By all accounts — we’ve made it. Our decade long dreams are today’s reality. My husband’s dream of flying helicopters in mission aviation is his actual job. My dream of stay-at-home mommying and writing biographies is my everyday life. Our together dream of living in a foreign country found us setting up home in Indonesia.
We’re living the dream!
I’m not trying to be a downer, but let me just put this out there — if you’re working and planning and dreaming towards some lifelong goal and putting everything you’ve got into that future pot — it might not be all it’s cracked up to be.
Maybe you want to get married or have children. Maybe you want to serve overseas, to learn the language well, to finally be able to put all your training into action. So you, like us, scrimp and save and work your tail off. You make a five year plan, a ten year plan, whatever it takes. You tell yourself all the sacrifice now will be worth it in the end. You’ll get your dream and you’ll be happy. You’ll finally be fulfilled.
But what if you’re not? I mean, I’m not.
Oh you might have a really good honeymoon phase once you get that dream. That marriage, it’ll be so romantic in the beginning. You’ll be with the love of your life and feel like you can take on the world together. Then you’ll get in a stupid fight over whether to add milk to scrambled eggs.
That beautiful child you bring home, the one you look at and think he is so perfect! He’ll turn four and speak to you with more sass and rolled eyes than your 15-year-old self ever did to your parents.
That life overseas will feel so good, you’ve finally got the life you’ve been working towards. Except there’s now that one super annoying teammate and never enough time to get even close to everything done.
Don’t get me wrong. This isn’t a forget about your dreams message. It’s more of a Hey, your dreams are cool, but they’ll split you sideways.
I am living my dream, but my left eye has been twitching for a week from stress. I’m so thankful to be a stay-at-home mom, but this morning all my son did was argue and fight. I can’t believe how privileged I am to record life stories for a biography project, but my brain literally aches from thinking so much in a foreign language. I’m enormously proud of my husband’s flying, but he comes home exhausted. I love living in another country, but I miss the anonymity of just blending in.
Sometimes, it all gets too much to handle and just really sucks.

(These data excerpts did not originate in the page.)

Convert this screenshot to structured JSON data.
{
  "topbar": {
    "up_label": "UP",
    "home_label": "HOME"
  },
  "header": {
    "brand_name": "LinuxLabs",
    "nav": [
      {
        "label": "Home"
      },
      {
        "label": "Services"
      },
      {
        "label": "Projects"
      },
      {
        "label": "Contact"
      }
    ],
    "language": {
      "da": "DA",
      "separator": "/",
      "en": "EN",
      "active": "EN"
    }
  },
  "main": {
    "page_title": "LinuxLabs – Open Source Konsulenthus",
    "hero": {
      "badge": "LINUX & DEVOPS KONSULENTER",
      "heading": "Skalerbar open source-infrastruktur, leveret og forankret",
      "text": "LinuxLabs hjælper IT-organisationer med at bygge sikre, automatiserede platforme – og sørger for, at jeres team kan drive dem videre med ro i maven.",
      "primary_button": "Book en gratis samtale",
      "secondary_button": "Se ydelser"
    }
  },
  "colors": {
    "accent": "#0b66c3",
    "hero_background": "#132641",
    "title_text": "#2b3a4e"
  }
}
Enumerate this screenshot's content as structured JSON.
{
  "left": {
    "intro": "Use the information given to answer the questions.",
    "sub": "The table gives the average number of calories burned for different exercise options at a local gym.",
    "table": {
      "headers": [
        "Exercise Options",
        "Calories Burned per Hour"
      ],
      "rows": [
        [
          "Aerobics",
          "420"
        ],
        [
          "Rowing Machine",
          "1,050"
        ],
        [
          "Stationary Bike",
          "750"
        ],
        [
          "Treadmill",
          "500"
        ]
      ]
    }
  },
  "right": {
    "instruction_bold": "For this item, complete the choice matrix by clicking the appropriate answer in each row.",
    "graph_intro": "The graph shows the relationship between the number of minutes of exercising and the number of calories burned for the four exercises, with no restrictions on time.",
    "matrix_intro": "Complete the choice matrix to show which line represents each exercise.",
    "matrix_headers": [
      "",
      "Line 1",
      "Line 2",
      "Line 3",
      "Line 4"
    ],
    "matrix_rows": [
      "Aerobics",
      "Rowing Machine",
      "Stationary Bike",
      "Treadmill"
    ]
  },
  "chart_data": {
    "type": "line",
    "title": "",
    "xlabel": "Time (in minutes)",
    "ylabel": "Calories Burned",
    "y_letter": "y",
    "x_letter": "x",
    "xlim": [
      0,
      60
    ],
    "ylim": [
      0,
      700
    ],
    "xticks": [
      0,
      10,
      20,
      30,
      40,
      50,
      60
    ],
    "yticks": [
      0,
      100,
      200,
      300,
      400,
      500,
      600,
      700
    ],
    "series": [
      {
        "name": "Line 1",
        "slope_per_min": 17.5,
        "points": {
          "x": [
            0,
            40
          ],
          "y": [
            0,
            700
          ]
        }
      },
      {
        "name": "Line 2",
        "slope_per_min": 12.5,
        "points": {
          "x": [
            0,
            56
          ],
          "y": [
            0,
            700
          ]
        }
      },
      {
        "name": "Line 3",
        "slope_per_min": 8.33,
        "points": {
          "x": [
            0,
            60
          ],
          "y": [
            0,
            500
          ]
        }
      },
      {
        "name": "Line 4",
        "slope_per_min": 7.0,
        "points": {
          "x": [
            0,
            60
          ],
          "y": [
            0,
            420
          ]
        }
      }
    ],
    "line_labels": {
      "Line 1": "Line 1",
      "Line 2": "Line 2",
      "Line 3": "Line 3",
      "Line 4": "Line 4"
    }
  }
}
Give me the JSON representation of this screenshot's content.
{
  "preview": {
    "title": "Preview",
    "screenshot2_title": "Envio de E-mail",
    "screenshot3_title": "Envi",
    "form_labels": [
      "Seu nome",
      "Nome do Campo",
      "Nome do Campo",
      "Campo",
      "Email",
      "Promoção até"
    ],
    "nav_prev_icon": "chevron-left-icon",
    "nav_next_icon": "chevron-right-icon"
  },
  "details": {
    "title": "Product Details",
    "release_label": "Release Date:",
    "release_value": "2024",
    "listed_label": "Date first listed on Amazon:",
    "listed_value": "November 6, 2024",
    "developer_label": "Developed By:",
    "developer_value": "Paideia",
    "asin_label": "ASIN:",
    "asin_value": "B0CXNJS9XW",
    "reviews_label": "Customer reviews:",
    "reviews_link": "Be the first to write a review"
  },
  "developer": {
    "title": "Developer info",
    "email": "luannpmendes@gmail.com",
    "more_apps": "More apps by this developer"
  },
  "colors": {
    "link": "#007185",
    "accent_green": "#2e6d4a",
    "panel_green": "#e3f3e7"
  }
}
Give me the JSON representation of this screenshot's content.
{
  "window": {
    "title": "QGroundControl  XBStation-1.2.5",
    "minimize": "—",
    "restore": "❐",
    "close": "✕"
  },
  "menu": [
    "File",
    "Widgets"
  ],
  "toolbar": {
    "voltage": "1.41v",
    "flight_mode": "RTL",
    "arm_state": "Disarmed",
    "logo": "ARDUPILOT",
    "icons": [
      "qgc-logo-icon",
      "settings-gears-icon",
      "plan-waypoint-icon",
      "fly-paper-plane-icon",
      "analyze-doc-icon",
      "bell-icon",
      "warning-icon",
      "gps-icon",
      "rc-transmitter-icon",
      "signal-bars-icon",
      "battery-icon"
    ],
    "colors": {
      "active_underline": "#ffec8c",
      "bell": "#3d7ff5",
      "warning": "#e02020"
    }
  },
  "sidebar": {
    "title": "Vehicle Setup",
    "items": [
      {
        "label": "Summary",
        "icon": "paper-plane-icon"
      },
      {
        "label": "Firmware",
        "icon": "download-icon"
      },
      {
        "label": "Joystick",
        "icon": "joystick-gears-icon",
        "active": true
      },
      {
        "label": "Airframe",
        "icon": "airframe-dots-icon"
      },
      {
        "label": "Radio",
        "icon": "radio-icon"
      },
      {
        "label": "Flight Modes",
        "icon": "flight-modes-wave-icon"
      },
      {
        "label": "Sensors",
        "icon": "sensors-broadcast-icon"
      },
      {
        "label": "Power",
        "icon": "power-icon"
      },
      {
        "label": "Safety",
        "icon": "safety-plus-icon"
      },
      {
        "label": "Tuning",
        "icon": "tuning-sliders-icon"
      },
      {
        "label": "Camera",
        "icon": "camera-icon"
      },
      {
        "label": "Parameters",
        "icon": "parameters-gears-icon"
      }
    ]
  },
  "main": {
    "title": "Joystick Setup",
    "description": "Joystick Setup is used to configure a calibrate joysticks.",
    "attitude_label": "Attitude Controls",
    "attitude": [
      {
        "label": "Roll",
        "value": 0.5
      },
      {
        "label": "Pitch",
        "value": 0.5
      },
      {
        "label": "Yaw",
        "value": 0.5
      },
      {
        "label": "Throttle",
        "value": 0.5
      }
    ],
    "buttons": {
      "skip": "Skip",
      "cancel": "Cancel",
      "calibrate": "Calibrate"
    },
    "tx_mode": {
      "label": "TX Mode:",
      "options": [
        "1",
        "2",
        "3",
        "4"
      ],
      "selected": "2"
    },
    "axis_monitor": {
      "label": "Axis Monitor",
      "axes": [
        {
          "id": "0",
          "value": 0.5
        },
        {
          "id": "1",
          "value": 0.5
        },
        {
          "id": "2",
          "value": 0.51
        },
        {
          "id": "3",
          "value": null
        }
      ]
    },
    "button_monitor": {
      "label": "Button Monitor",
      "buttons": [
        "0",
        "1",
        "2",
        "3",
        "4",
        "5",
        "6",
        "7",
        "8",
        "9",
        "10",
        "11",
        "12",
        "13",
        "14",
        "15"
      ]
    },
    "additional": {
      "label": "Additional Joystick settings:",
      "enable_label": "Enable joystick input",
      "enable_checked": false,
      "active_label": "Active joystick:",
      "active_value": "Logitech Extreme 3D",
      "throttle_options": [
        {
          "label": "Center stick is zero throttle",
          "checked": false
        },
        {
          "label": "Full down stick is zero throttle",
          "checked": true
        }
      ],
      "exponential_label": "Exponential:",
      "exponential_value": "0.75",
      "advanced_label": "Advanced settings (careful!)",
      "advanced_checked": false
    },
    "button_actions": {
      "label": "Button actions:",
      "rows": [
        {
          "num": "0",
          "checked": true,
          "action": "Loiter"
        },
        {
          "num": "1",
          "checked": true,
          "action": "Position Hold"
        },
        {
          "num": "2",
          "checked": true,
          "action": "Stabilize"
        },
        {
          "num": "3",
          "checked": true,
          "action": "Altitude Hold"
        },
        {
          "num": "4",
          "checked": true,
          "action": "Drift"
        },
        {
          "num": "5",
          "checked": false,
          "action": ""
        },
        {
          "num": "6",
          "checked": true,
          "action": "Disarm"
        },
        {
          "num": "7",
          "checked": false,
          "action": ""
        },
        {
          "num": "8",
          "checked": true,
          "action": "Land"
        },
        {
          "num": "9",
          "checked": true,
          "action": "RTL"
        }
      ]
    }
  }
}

Bottom line — if you’re assuming that dream is going to usher in some new joyous existence, that your self-esteem will flourish, you’ll finally feel fulfilled, you’ll wake up each morning knowing beyond a shadow of a doubt this is what you were born to do, well…
That’s not exactly what happens, or at least it’s not what happened for me.
It’s more like Wow, this is a lot more than I thought it would be. I’d better get to work.